Earlier this month, Moody's had affirmed the senior unsecured debt of AIG at "Baa1" rating, while the insurance financial strength (IFS) of AIG's businesses - Chartis and SunAmerica were confirmed at "A1" and "A2", respectively. The assertion came after the company posted healthy second-quarter 2012 financial results, which was followed by buying back shares worth $2.0 billion from the US Treasury, thereby reducing the latter's stake to 53% from the prior 61%. The consistent repayment of the government's bailout loan also appears to leave ample scope for raising debt for business operations.
AIG is enjoying a sustainable financial leverage and pre-tax interest coverage along with a strong operating cash flow.

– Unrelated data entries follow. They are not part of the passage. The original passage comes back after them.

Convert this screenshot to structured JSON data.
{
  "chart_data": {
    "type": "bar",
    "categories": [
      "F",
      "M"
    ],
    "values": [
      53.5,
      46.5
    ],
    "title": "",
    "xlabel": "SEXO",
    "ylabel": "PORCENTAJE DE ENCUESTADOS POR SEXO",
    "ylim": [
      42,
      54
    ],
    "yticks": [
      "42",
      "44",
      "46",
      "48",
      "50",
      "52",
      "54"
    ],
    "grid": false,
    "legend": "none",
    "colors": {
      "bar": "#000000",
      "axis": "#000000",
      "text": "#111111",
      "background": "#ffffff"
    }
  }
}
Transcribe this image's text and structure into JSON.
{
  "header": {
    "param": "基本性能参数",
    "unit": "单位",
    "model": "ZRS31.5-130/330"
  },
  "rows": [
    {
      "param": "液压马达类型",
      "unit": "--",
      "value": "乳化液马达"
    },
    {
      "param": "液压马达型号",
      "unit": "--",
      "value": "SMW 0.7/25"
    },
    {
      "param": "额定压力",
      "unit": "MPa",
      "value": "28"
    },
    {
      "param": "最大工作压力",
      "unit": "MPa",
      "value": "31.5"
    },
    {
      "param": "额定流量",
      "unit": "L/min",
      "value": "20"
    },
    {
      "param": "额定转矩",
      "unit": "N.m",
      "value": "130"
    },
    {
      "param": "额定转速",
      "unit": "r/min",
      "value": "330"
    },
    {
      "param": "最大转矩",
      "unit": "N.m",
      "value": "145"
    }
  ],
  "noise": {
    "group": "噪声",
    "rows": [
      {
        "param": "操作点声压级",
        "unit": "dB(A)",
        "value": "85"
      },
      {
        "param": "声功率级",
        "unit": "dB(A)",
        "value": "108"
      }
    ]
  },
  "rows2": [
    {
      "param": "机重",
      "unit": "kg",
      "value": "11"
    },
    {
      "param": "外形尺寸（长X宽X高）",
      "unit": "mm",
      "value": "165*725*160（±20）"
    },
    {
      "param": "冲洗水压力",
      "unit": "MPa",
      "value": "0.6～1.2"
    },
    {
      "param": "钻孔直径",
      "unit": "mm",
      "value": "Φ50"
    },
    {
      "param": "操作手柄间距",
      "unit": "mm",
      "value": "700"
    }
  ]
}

The company also has excess liquidity in its Direct Investment book (DIB), a runoff portfolio, which includes the interest of Maiden Lane III. Hence, the company need not use its cash and other fund sources apportioned for operations currently.
Conversely, these fund sources enhance the company's capital flexibility. Going foreward, the simultaneous improvement in the company's credit curve and earnings potential from Chartis and SunAmerica should provide the required buoyancy for long-term growth.
Additionally, AIG is likely to reduce its financial leverage and augment its pre-tax interest coverage through consistent debt reduction and improvement in core operations in the next 12-18 months.
Overall, we believe amidst the macro-economic factors and interest rate volatility, AIG has the potential to liberate itself from the clutches of the government, while also being able to maintain a strong and competitive business profile in the future. Currently, AIG carries a Zacks Rank #2, which implies a short-term Buy rating although the long-term recommendation remains Neutral.